Insoutenable. O secours. Le même sort guettait-il les volontaires de l'écriture ?

  • Essaye de passer la main, m'a conseillé saint François, ou trouve toi un mec pour ne pas péter un boulon… seule… dans ta petite chambre d'auteur anonyme et gris de passion plumivore…

C'est ça. Comme si je m'appelais poète maudit. Br. On a été prendre une bière dans la zone industrielle qui cerclait les joyeux bourdons. Ca nous a définitivement brisés, des rmistes s'achevaient sur le comptoir, tandis qu'une bande de jeunes cassaient méthodiquement la cabine téléphonique de l'autre côté de ce qui servait de rue.

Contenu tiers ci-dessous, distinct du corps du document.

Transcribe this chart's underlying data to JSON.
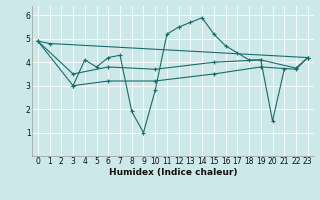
{
  "xlabel": "Humidex (Indice chaleur)",
  "bg_color": "#cce8e8",
  "line_color": "#1a6b6b",
  "grid_color": "#ffffff",
  "xlim": [
    -0.5,
    23.5
  ],
  "ylim": [
    0,
    6.4
  ],
  "yticks": [
    1,
    2,
    3,
    4,
    5,
    6
  ],
  "xticks": [
    0,
    1,
    2,
    3,
    4,
    5,
    6,
    7,
    8,
    9,
    10,
    11,
    12,
    13,
    14,
    15,
    16,
    17,
    18,
    19,
    20,
    21,
    22,
    23
  ],
  "line1": {
    "x": [
      0,
      1,
      23
    ],
    "y": [
      4.9,
      4.8,
      4.2
    ]
  },
  "line2": {
    "x": [
      3,
      4,
      5,
      6,
      7,
      8,
      9,
      10,
      11,
      12,
      13,
      14,
      15,
      16,
      17,
      18,
      19,
      20,
      21
    ],
    "y": [
      3.0,
      4.1,
      3.8,
      4.2,
      4.3,
      1.9,
      1.0,
      2.8,
      5.2,
      5.5,
      5.7,
      5.9,
      5.2,
      4.7,
      4.4,
      4.1,
      4.1,
      1.5,
      3.7
    ]
  },
  "line3": {
    "x": [
      0,
      3,
      6,
      10,
      15,
      19,
      22,
      23
    ],
    "y": [
      4.9,
      3.5,
      3.8,
      3.7,
      4.0,
      4.1,
      3.75,
      4.2
    ]
  },
  "line4": {
    "x": [
      0,
      3,
      6,
      10,
      15,
      19,
      22,
      23
    ],
    "y": [
      4.9,
      3.0,
      3.2,
      3.2,
      3.5,
      3.8,
      3.7,
      4.2
    ]
  }
}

  • Une cabine téléphonique, au temps des portables, ça sert plus à rien faut dire… a commenté faiblement saint François pour excuser notre énième lâcheté de la journée (abandon de madame Irma en premier lieu, et lâche silence maintenant).

On est rentrés, sans plus parler, et chacun a regagné sa tanière avec le spectre de la folie façon Shakespeare suspendu au-dessus de sa raison, telle une ombre hyénique.